Using a permeabilized cell system derived from rat anterior pituitary growth hormone (GH)- and prolactin (PRL)-secreting GH3 cells, we demonstrated that recombinant human ARF-1 stimulates the release of nascent secretory vesicles from the TGN approximately two- to threefold (Chen and Shields, 1996). In contrast, mutant forms of ARF unable to exchange GDP for GTP or one lacking the NH2-terminal 17 residues did not stimulate vesicle budding. In light of observations that ARF can regulate Golgi-localized PLD activity and recruitment of coatomer to Golgi membranes (Ktistakis et al., 1995, 1996) and the increasing evidence that phospholipid-modifying enzymes play a role in membrane trafficking (Liscovitch and Cantley, 1995; De Camilli et al., 1996), we hypothesized that PLD could be a link between ARF and secretory vesicle release. The availability of human PLD (Hammond et al., 1995) and a permeabilized cell system that supports efficient secretory vesicle budding from the TGN (Xu and Shields, 1993) has enabled us to test this hypothesis directly. Here, we demonstrate that addition of human PLD to permeabilized endocrine cells stimulated budding of nascent secretory vesicles from the TGN. Furthermore, ARF activation of endogenous PLD activity present in the Golgi apparatus correlated closely with its ability to potentiate nascent secretory vesicle formation. Our data suggest that ARF can regulate vesicle budding from the TGN by modulating PLD activity.

Materials And Methods

Materials

[35S]Pro-mix (>1,000 Ci/mmol) was purchased from Amersham Corp. (Arlington Heights, IL), [9,10-3H(N)]oleic acid (14 Ci/mmol) was purchased from DuPont-NEN (Boston, MA). Cabbage phospholipase D extract (type V), peanut phospholipase D extract (type III), and neomycin were purchased from Sigma Chemical Co. (St. Louis, MO). Proteinase K, guanosine-5′-O-(3-thiotriphosphate) (GTPγS), and adenosine-5′-O-(3-thiotriphosphate) (ATPγS) were obtained from Boehringer Mannheim Biochemicals (Indianapolis, IN).

Rabbit antisera to the COOH-terminal peptides of GH and PRL have been described previously by Austin and Shields (1996a) and Xu and Shields (1993), respectively. The expression, mutagenesis, and purification of recombinant ARF-1 was performed exactly as described previously (Chen and Shields, 1996).

Cell Culture

GH3 cells were grown in Ham's F10 medium, supplemented with 15% horse serum, 2.5% bovine fetal serum, 2 mM glutamine, 25 U/ml penicillin, and 25 U/ml streptomycin at 37°C with 5% CO2, as previously described (Stoller and Shields, 1988).

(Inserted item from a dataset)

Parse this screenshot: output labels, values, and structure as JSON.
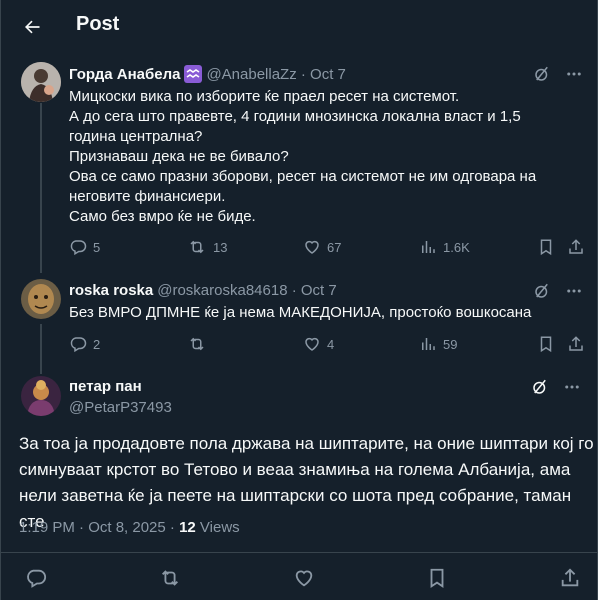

Release of Nascent Secretory Vesicles in Permeabilized Cells

The preparation of permeabilized cells and release of nascent secretory vesicles from the TGN (vesicle budding assay) was described previously (Xu and Shields, 1993; Chen and Shields, 1996). Approximately 2 × 106 cells were pulse labeled with [35S]Promix for 12 min, and then chased for 2 h at 19°C to accumulate radiolabeled GH and PRL in the TGN. The cells were permeabilized at 4°C by incubation in swelling buffer for 5 min, the buffer was aspirated and replaced with 1 ml breaking buffer (90 mM KCl, 10 mM Hepes, pH 7.2), after which the cells were broken by scraping with a rubber policeman. The cells were centrifuged at 800 g for 5 min, washed in 3–5 ml of breaking buffer, and resuspended in 5 vol of breaking buffer. This procedure resulted in >95% of cell breakage, evaluated by staining with trypan blue. The permeabilized cells were incubated at 37°C for 90 min in a 100-μl reaction containing the following reagents: 10 mM Hepes, pH 7.2, 2.5 mM MgCl2, 0.5 mM CaCl2, 35 mM KOAc, 110 mM KCl; and an energy regenerating system (ERS; 1 mM ATP, 0.2 mM GTP, 10 mM creatine phosphate, 80 μg/ml creatine phosphate kinase). After incubation, the samples were centrifuged at 13,000 g for 15–30 s. The supernatant containing nascent secretory vesicles (S) and cell lysates (P; residual permeabilized cells) were treated sequentially with anti-GH antisera, followed by anti-PRL antibodies. The immunoprecipitated polypeptides were analyzed by SDS-PAGE and the intensity of each band quantitated using a computing densitometer (model 300A; Molecular Dynamics, Inc., Sunnyvale, CA). Nascent secretory vesicle budding efficiency was calculated as GH-or PRL-immunoreactive material in the supernatant divided by the total GH or PRL material in the pellet and supernatant.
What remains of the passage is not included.